I have a friend who is working on a screenplay adaptation of the ancient Celtic tales of Cuchulainn: The Hound of Ulster (most modern Western audiences know Ulster Cycle of the Knights of the Red Branch's English adaptation as the King Arthur Chronicles). I distinclty remember such a line from The Tain (the earlier part of the Hound's story) in which Cuchulainn chooses his destiny by taking up his father's sword. He is warned that to remain untarnished by battle, he will live a long life of obscurity. But to take arms he will die young, a hero. His reply while grasping the hilt:

"I choose greatness."

Translation debates aside, that's something that would stick with me as a moviegoer. How many of you would be so willing to accept a shortened life for glory? On that note, can't wait to go see 2012 for my birthday this weekend. I like to see acts of bravery when people are pushed their limits. Makes me wonder how many people outside, in the real world, could pull up enough courage to do the same.

Tuesday, November 10, 2009

Three Deaths and a Birth

I have this sick obsession with starting off a story with a death*. In this case, three. I have three main characters. The protagonist, the antagonist and the neutral narrator (the book). I decided a while back that all three should lose their fathers though at different stages of life and from different circumstances.

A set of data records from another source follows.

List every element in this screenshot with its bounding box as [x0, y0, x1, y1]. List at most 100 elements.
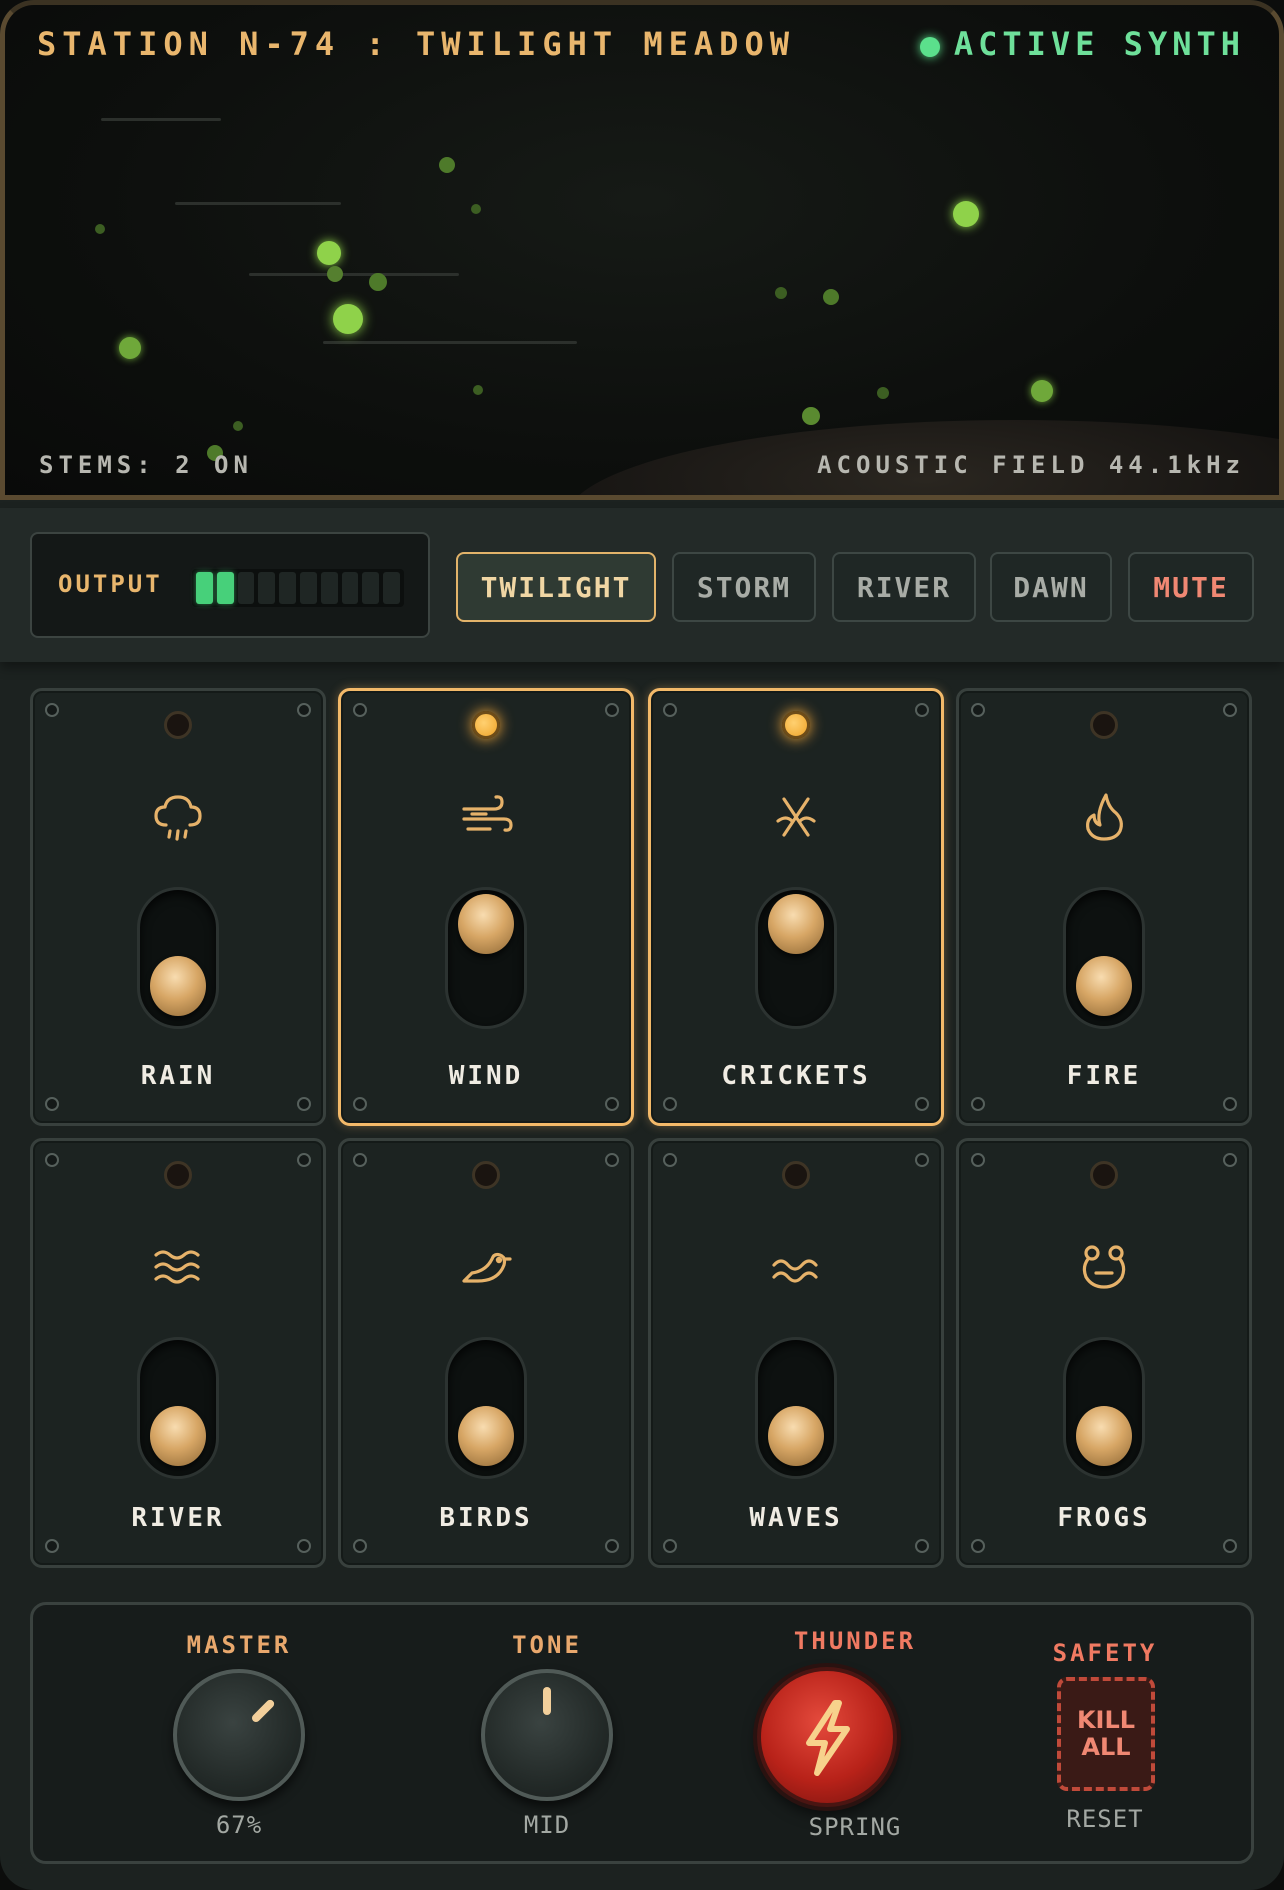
output-meter-box: OUTPUT	[30, 532, 430, 638]
stem-toggle-switch[interactable]	[137, 887, 219, 1029]
screw	[1223, 1539, 1237, 1553]
screw	[971, 703, 985, 717]
master-controls-panel: MASTER 67% TONE MID THUNDER SPRING SAFET…	[30, 1602, 1254, 1864]
stem-led	[782, 711, 810, 739]
ocean-wave-icon	[772, 1259, 818, 1283]
stem-toggle-switch[interactable]	[1063, 887, 1145, 1029]
lightning-icon	[806, 1700, 850, 1776]
screw	[1223, 1097, 1237, 1111]
thunder-value: SPRING	[808, 1813, 902, 1841]
stem-tile-birds[interactable]: BIRDS	[338, 1138, 634, 1568]
master-volume-knob[interactable]	[173, 1669, 305, 1801]
toggle-knob[interactable]	[1076, 956, 1132, 1016]
stem-toggle-switch[interactable]	[1063, 1337, 1145, 1479]
screw	[915, 1153, 929, 1167]
preset-storm-button[interactable]: STORM	[672, 552, 816, 622]
ambience-display: STATION N-74 : TWILIGHT MEADOW ACTIVE SY…	[0, 0, 1284, 500]
meter-segment	[237, 572, 255, 604]
toggle-knob[interactable]	[1076, 1406, 1132, 1466]
firefly	[233, 421, 243, 431]
screw	[605, 1153, 619, 1167]
output-level-meter	[192, 569, 404, 607]
wind-streak	[175, 202, 341, 205]
meter-segment	[196, 572, 213, 604]
screw	[1223, 1153, 1237, 1167]
stem-toggle-switch[interactable]	[755, 887, 837, 1029]
tone-value: MID	[523, 1811, 571, 1839]
firefly	[439, 157, 455, 173]
stems-count: STEMS: 2 ON	[39, 451, 253, 479]
preset-river-button[interactable]: RIVER	[832, 552, 976, 622]
screw	[45, 703, 59, 717]
stem-toggle-switch[interactable]	[137, 1337, 219, 1479]
stem-label: WAVES	[749, 1503, 843, 1533]
wind-streak	[101, 118, 221, 121]
screw	[353, 1153, 367, 1167]
toggle-knob[interactable]	[458, 894, 514, 954]
screw	[915, 1097, 929, 1111]
screw	[297, 703, 311, 717]
output-label: OUTPUT	[58, 570, 163, 598]
toggle-knob[interactable]	[768, 894, 824, 954]
screw	[1223, 703, 1237, 717]
meter-segment	[362, 572, 380, 604]
toggle-knob[interactable]	[458, 1406, 514, 1466]
tone-knob[interactable]	[481, 1669, 613, 1801]
stem-tile-waves[interactable]: WAVES	[648, 1138, 944, 1568]
stem-tile-fire[interactable]: FIRE	[956, 688, 1252, 1126]
knob-pointer	[250, 1698, 276, 1724]
screw	[353, 703, 367, 717]
screw	[971, 1097, 985, 1111]
stem-led	[164, 711, 192, 739]
thunder-button[interactable]	[757, 1667, 897, 1807]
knob-pointer	[543, 1687, 551, 1715]
kill-all-line1: KILL	[1076, 1706, 1136, 1734]
screw	[663, 703, 677, 717]
stem-led	[472, 1161, 500, 1189]
preset-dawn-button[interactable]: DAWN	[990, 552, 1112, 622]
stem-tile-crickets[interactable]: CRICKETS	[648, 688, 944, 1126]
toggle-knob[interactable]	[150, 1406, 206, 1466]
screw	[663, 1539, 677, 1553]
stem-toggle-switch[interactable]	[755, 1337, 837, 1479]
tone-label: TONE	[512, 1631, 582, 1659]
firefly	[333, 304, 363, 334]
screw	[353, 1097, 367, 1111]
firefly	[471, 204, 481, 214]
firefly	[473, 385, 483, 395]
wind-streak	[323, 341, 577, 344]
stem-toggle-switch[interactable]	[445, 1337, 527, 1479]
firefly	[775, 287, 787, 299]
stem-label: FIRE	[1066, 1061, 1142, 1091]
wind-streak	[249, 273, 459, 276]
meter-segment	[299, 572, 317, 604]
stem-led	[472, 711, 500, 739]
screw	[45, 1539, 59, 1553]
toggle-knob[interactable]	[150, 956, 206, 1016]
kill-all-button[interactable]: KILL ALL	[1057, 1677, 1155, 1791]
flame-icon	[1086, 793, 1123, 841]
screw	[353, 1539, 367, 1553]
mute-button[interactable]: MUTE	[1128, 552, 1254, 622]
screw	[605, 1097, 619, 1111]
app-window: STATION N-74 : TWILIGHT MEADOW ACTIVE SY…	[0, 0, 1284, 1890]
stem-led	[164, 1161, 192, 1189]
stem-tile-wind[interactable]: WIND	[338, 688, 634, 1126]
meter-segment	[216, 572, 234, 604]
stem-tile-river[interactable]: RIVER	[30, 1138, 326, 1568]
screw	[663, 1153, 677, 1167]
status-led	[919, 37, 940, 57]
stem-toggle-switch[interactable]	[445, 887, 527, 1029]
preset-twilight-button[interactable]: TWILIGHT	[456, 552, 656, 622]
meter-segment	[258, 572, 276, 604]
toggle-knob[interactable]	[768, 1406, 824, 1466]
screw	[915, 1539, 929, 1553]
screw	[971, 1153, 985, 1167]
synth-status: ACTIVE SYNTH	[919, 25, 1245, 63]
stem-tile-rain[interactable]: RAIN	[30, 688, 326, 1126]
acoustic-field-readout: ACOUSTIC FIELD 44.1kHz	[817, 451, 1245, 479]
stem-label: FROGS	[1057, 1503, 1151, 1533]
firefly	[95, 224, 105, 234]
stem-tile-frogs[interactable]: FROGS	[956, 1138, 1252, 1568]
kill-all-line2: ALL	[1081, 1733, 1131, 1761]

At this moment I have written the prologue/first chapter as the opening of a film. Curse modern technology and its influence on my writing style!

The antagonist, JD, will attend her father's execution. On the way home she will be passed by a speeding car housing our protagonist, Michael, who is on his way to the hospital for the death of his father. At the hospital, Michael will recieve a last gift from his father, a family heirloom. It is the mad raving diary of his mother. In here, Michael will read of the death of another man. An author who gave his life to create a book.

Yeah, I'm no Spielberg, but I'd watch it.

*side note: I once wrote a short story where the narrator commits suicide and the entire story is told in flash back as he dies. Don't ask.

Stepped Away; Wandered Back

They [those who write fiction author advice books] always tell the burgeoning writer to step away from his work and come back to it with fresh eyes. So, I have done just this. Forgotten in a folder on the C drive, I have ignored my work for months now. But, after a recent conversation, I am back and reignited by inspiration.

I also hate almost every word I previously wrote.

Fantastic.

Time to go oldschool notebook jotting on this idea. I don't want to let it die, but I might have to destroy it and rebuild once again. We shall see.